PS26
Juan and Rodrigo Gil de Hontañón: From Master Mason to Architect
Sergio Sanabria
Miami University, Oxford, Ohio 45056, USA
In December 1520 the cathedral chapter of Salamanca altered its contract with master mason Juan Gil de Hontañón (ca. 1475-1526). He remained master, drawing a salary for supervision, but subcontracted separately, a destajo, construction of four chapels, west facade, and north portal. Master masons became administrators, legally no longer builders, more like modern architects. Destajeros, i.e. contractors, did the work. By separating responsibilities for design, supervision, and execution of work, the destajo arrangement allowed Juan Gil to accumulate important concurrent commissions, a procedure his son Rodrigo Gil de Hontañón would exploit to the fullest. Juan Gil's extant works include San Antolín at Medina del Campo, a collegiate hall church begun 1502; the Palencia cathedral cloister documented after October 1505; Salamanca begun 1512; the Seville cathedral crossing begun 1513; four distinguished funerary monuments, Santa María in Coca begun ca. 1505, San Francisco in Cuéllar begun 1518, San Eutropio in El Espinar, and Santa Clara in Briviesca begun ca. 1523; and Segovia cathedral begun 1524.

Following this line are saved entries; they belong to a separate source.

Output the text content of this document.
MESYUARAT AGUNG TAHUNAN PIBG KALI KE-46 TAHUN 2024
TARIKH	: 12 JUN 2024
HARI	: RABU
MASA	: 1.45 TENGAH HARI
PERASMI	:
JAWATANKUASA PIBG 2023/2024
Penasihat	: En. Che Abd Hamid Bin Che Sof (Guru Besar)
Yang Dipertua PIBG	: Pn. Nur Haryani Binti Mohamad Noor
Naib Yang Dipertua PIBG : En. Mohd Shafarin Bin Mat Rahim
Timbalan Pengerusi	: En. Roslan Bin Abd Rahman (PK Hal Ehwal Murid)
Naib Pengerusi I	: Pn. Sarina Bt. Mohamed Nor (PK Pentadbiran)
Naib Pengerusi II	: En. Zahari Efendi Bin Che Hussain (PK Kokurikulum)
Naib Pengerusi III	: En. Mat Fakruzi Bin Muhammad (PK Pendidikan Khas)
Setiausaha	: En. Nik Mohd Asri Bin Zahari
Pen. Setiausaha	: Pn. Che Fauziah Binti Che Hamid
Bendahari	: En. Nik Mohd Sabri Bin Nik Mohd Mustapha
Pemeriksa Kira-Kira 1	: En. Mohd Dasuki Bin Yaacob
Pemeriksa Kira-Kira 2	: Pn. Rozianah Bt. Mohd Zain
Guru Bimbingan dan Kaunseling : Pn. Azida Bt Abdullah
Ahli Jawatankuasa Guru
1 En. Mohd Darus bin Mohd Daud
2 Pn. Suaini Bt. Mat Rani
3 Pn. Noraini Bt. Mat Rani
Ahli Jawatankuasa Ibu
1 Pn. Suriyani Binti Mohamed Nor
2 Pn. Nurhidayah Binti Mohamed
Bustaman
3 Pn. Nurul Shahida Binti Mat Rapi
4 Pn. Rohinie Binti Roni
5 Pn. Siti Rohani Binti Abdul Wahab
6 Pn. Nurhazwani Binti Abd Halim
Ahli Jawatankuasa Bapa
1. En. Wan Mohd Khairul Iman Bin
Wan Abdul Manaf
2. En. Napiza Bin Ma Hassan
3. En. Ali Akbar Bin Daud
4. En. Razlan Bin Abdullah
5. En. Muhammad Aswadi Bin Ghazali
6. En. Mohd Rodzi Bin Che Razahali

Although wealthy, Juan Gil was neither sophisticated nor worldly. He apparently apprenticed under two famous Isabelline Late Gothic masters, Simón de Colonia, master at Burgos, and Juan Guas, master at Toledo. His vision remained bound to Simón's, reinterpreted more consistently, trimmed of wild excesses, clarifying its dense superimpositions of textures and plastic forms, and relying on a purified and crystalline geometric discipline using systematic design procedures, untouched by renaissance novelties. He did not understand classical forms, which he used rarely and without success. Had he lived longer he would have reached an impasse before a new generation of high ecclesiastic and lay patrons insisting on up-to-date awareness of Italian forms. Juan Gil could not have transformed his artistic repertoire, as did his much more adventuresome, spectacularly prolific son, who embraced gothic, classicism, and destajo.